The one exception seems to have been the J2F-6 "Duck" which was built by Columbia Aircraft Corp. but which retained the Grumman "F" designator. I've never been able to figure out just why they did that.
Cheers,
Reply to
Bill Shatzer
Ok...I did read something about the manufacturer's designation being placed in a two-letter position before the numeric, but being that the F4F and the FM-2 were produced during the same era, how did it get moved from end to before? i.e. - why wasn't it "FA-2 Buffalo" or "F2M Wildcat"?
Reply to
Rufus
Nothing is ever simple regarding military aircraft designators, marking, or finishes.
The prototype of the Brewster Buffalo was designated XF2A-1
The Brewster Fighters ordered for the US Navy on the initial contract in 1938 were designated "F2A-1" 11 were delivered to the Navy. 43 of these were released to Finland in 1940.
The prototype XF2A-1 was converted to become the XF2A-2 in 1939.
The F2A-2 was ordered in 1940 with 43 delivered to the US Navy.
An export version was ordered by the British and the Netherlands East Indies. These were given the Brewster Model Designation "399"
There were 108 F2A-3 aircraft delivered to the US Navy in 1941.
There never was an "F2A"
Jack G.
Reply to
Jack G
-snip-
The Navy didn't use the "1" in the sequence designation. There was, for instance, no Grumman F1F or Curtiss SB1BC - those aircraft were simply designated as FF-1 (for "fighter" and "Grumman") and SBC-1 (for "scout bomber" and "Curtiss"), the "-1" indicating the first model of the basic aircraft. The FF went on to have an FF-2 model (dual control version of the FF-1) while the SBC[1] went on to SBC-3 and SBC-4 editions with different engines.
The second fighter aircraft from Grumman was then designated the F2F-1 and the second scout bomber from Curtiss as the SB2C-1.
For special purpose or minor variations, a final letter suffix was attached to the basic model designation - thus we got the F6F-5N or the F4U-1D.
This final letter designation was used both to designate a special purpose aircraft variation (thus the "N" for nightfighter in F6F-5N) or as a sequence designator for minor variations in the basic model (thus the "D" in F4U-1D for the fifth minor variation of the F4U-1 - the F4U-1A being the second variation of the basic F4U-1).
[1] Strictly speaking, there was no SBC-1. The XSBC-1 and XSBC-2 were protoype aircraft and the SBC-3 was the first production model.
Cheers,
Reply to
Bill Shatzer
The number wasn't what I was getting at - it's the order of the letter designators with respect to the numeric positionally in the string. The order "F4F and "FM-2" appear to conflict in opposition to each other with any "standard" for building the string given that production of both aircraft were within the same period as my previous reference link cited.

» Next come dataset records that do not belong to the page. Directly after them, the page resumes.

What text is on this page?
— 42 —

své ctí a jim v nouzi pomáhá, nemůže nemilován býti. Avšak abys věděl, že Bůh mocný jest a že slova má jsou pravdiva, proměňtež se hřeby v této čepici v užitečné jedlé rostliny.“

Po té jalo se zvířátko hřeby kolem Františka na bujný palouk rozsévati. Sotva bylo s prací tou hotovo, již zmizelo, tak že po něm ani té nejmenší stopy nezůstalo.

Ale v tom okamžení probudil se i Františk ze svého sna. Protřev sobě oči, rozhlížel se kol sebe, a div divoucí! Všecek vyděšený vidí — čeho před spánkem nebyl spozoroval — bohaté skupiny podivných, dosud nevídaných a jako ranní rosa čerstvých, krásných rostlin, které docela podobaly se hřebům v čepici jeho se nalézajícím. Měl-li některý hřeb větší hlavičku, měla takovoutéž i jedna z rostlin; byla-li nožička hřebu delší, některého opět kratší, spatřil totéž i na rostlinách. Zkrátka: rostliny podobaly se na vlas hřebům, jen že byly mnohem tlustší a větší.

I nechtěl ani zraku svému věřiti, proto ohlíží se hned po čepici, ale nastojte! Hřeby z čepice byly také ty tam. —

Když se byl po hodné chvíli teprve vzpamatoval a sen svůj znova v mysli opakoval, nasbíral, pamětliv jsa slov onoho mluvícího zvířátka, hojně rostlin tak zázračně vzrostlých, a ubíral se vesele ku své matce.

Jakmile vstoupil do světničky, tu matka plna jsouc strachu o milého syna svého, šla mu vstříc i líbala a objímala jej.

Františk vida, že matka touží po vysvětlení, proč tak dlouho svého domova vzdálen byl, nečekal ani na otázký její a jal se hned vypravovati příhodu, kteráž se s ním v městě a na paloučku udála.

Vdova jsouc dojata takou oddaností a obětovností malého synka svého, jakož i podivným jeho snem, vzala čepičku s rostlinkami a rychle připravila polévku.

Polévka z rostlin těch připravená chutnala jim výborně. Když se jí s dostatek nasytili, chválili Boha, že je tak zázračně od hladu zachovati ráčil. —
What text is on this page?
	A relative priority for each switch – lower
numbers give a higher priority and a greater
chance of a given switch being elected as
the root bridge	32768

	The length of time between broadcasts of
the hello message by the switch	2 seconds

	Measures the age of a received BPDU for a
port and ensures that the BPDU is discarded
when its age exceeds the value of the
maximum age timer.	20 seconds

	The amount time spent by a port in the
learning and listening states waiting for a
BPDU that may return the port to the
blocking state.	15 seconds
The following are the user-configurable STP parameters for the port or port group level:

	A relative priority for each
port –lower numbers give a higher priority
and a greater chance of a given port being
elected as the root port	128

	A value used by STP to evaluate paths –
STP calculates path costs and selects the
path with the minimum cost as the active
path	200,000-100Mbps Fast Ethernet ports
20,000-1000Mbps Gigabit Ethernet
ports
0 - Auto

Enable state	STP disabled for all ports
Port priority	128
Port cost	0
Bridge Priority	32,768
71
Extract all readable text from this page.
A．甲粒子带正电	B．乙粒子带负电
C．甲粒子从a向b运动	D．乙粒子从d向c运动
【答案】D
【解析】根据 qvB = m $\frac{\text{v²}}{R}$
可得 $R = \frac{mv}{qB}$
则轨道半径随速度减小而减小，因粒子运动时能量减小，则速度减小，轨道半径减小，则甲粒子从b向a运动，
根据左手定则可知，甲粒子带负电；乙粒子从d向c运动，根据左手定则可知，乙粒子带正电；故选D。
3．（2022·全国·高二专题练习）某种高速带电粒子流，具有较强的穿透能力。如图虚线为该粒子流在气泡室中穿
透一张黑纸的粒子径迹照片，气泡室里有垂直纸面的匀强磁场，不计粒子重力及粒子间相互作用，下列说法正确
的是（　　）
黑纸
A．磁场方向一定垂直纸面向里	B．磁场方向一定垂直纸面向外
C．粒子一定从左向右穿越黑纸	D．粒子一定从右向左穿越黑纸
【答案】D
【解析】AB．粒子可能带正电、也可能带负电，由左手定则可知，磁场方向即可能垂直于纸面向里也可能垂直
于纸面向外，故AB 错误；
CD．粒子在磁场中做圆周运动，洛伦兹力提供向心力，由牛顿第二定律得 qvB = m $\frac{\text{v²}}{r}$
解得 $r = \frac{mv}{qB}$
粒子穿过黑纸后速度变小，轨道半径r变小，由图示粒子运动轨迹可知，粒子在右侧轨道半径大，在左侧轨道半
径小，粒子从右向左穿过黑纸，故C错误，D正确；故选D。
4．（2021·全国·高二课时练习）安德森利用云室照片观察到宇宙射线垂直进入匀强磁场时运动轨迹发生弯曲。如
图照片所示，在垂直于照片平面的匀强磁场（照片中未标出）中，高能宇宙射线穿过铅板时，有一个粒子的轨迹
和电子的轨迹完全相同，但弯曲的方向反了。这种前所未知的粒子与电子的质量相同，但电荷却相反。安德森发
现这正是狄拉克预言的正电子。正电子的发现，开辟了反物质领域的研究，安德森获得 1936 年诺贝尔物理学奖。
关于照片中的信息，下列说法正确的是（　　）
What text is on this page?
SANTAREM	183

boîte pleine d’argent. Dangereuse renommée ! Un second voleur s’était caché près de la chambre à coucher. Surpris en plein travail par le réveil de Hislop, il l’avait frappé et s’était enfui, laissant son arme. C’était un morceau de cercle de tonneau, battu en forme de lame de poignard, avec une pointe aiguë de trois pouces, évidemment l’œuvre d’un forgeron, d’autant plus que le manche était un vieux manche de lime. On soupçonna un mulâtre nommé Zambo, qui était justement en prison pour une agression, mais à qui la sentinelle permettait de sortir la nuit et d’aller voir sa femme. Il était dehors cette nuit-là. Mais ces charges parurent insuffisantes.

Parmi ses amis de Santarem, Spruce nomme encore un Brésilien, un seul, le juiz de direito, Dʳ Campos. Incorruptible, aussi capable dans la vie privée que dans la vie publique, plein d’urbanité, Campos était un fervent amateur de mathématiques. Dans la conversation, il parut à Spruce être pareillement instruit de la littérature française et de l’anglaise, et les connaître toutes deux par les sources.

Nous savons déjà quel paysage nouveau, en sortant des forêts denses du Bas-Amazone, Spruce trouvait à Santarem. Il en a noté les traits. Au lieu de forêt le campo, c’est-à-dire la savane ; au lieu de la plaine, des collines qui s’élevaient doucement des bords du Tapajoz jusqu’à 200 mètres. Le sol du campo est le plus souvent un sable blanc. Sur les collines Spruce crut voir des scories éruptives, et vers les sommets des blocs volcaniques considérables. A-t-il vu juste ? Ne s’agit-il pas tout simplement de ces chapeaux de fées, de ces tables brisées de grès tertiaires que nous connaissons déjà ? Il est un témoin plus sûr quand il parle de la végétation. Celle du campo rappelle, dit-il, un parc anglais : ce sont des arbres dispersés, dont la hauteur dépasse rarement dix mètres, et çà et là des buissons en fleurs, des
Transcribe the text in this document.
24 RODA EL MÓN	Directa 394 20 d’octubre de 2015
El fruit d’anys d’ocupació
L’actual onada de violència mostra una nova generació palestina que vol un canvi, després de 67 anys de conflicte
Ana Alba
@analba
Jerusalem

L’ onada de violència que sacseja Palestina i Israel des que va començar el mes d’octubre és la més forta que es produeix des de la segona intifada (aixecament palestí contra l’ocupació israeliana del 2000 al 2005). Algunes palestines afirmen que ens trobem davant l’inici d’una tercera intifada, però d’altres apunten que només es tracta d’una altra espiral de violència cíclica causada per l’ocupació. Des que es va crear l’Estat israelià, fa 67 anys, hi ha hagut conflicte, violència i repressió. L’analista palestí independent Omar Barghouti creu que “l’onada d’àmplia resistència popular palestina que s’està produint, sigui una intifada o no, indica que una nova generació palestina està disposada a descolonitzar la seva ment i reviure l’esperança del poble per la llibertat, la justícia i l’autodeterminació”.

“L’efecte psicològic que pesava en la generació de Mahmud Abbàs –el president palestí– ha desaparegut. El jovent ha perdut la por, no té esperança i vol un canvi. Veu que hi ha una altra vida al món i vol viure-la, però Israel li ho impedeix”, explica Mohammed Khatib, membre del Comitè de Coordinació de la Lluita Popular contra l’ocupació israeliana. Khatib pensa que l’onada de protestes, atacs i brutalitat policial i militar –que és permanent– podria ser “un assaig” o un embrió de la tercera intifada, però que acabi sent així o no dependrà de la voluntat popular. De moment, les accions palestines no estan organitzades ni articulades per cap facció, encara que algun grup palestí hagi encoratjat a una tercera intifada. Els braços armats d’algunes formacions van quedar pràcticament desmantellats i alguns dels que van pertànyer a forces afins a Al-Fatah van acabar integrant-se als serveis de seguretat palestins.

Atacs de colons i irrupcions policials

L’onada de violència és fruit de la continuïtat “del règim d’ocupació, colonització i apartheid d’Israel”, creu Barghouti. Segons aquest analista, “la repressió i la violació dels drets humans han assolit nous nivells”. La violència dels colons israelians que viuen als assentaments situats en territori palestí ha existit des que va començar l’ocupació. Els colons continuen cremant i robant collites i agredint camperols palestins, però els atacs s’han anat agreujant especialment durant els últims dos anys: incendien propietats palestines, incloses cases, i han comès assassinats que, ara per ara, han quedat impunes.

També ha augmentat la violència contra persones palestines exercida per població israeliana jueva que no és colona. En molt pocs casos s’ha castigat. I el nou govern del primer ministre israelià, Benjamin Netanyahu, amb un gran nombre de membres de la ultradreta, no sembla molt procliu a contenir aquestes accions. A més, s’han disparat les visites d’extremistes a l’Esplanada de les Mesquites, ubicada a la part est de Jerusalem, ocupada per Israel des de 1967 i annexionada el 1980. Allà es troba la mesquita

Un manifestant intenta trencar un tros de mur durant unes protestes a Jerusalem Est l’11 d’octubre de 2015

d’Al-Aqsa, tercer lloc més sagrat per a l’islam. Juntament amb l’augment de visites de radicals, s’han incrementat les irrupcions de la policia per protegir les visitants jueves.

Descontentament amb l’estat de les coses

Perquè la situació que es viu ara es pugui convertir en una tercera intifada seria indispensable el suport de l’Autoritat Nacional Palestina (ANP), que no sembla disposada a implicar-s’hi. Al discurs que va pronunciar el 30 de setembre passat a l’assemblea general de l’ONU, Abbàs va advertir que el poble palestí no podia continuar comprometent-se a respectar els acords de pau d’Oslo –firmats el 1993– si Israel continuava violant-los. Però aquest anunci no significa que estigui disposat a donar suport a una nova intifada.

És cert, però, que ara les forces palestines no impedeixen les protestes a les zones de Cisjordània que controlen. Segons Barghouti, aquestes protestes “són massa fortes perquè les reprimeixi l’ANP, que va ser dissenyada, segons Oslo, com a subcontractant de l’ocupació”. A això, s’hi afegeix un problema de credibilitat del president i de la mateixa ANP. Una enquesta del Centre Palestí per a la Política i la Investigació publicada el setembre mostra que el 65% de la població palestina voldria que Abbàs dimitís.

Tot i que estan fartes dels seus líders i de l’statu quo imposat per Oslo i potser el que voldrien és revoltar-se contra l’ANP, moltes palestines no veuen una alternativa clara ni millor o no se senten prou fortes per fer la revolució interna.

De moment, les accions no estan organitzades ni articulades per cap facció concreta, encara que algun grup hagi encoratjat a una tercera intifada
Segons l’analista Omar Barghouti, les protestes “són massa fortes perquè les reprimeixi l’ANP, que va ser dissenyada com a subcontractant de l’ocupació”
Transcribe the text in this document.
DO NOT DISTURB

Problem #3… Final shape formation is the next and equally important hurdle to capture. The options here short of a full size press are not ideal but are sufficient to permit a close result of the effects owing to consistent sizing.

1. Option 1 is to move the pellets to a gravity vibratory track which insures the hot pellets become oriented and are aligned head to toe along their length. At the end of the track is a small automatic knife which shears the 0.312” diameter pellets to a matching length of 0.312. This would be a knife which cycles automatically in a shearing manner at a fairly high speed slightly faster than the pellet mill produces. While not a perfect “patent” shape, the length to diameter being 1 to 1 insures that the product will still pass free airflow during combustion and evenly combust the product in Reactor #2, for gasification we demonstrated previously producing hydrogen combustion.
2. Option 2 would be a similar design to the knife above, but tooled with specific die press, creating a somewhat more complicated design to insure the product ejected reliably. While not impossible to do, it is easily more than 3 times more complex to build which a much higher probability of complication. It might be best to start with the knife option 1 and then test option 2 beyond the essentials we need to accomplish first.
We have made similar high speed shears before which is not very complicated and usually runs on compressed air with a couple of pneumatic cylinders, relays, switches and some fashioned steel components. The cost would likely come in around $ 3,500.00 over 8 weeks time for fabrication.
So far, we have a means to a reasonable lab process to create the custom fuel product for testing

Another example - why couldn't it have been "FU4-1D" instead of F4U-1D?
Reply to
Rufus
-snip-
There's no conflict - just the number designator was omitted from the designation of the first aircraft in each manufacturer's sequence.
"FM-2" was the functional equivalent to "F1M-2" but by convention the "1" sequence number was omitted and just understood.
The sequence number was only used for the second and subsequent aircraft of a particular type from a manufacturer.
Because that would not conform to the Navy's designation system.
The second character in the designation is always a numeral indicating the type sequence by the manufacturer -except- for the first aircraft of that type by that manufacturer where the sequence number ("1") was omitted.
Cheers,
Reply to
Bill Shatzer
Ok...I understand about omitting "1", but F4F and FM-2 still seems inconsistent to me...but they are what they is...your SBC example makes sense and I can follow that one.
I would have expected "F4F" and "F2M" or "FF-4" and "FM-2" as consistent pairs if there was a standard. Thinking about it, I guess the design didn't actually originate at GM, they just built them...so technically, it was an F4F-2, manufactured by GM, which would make it an FM-2?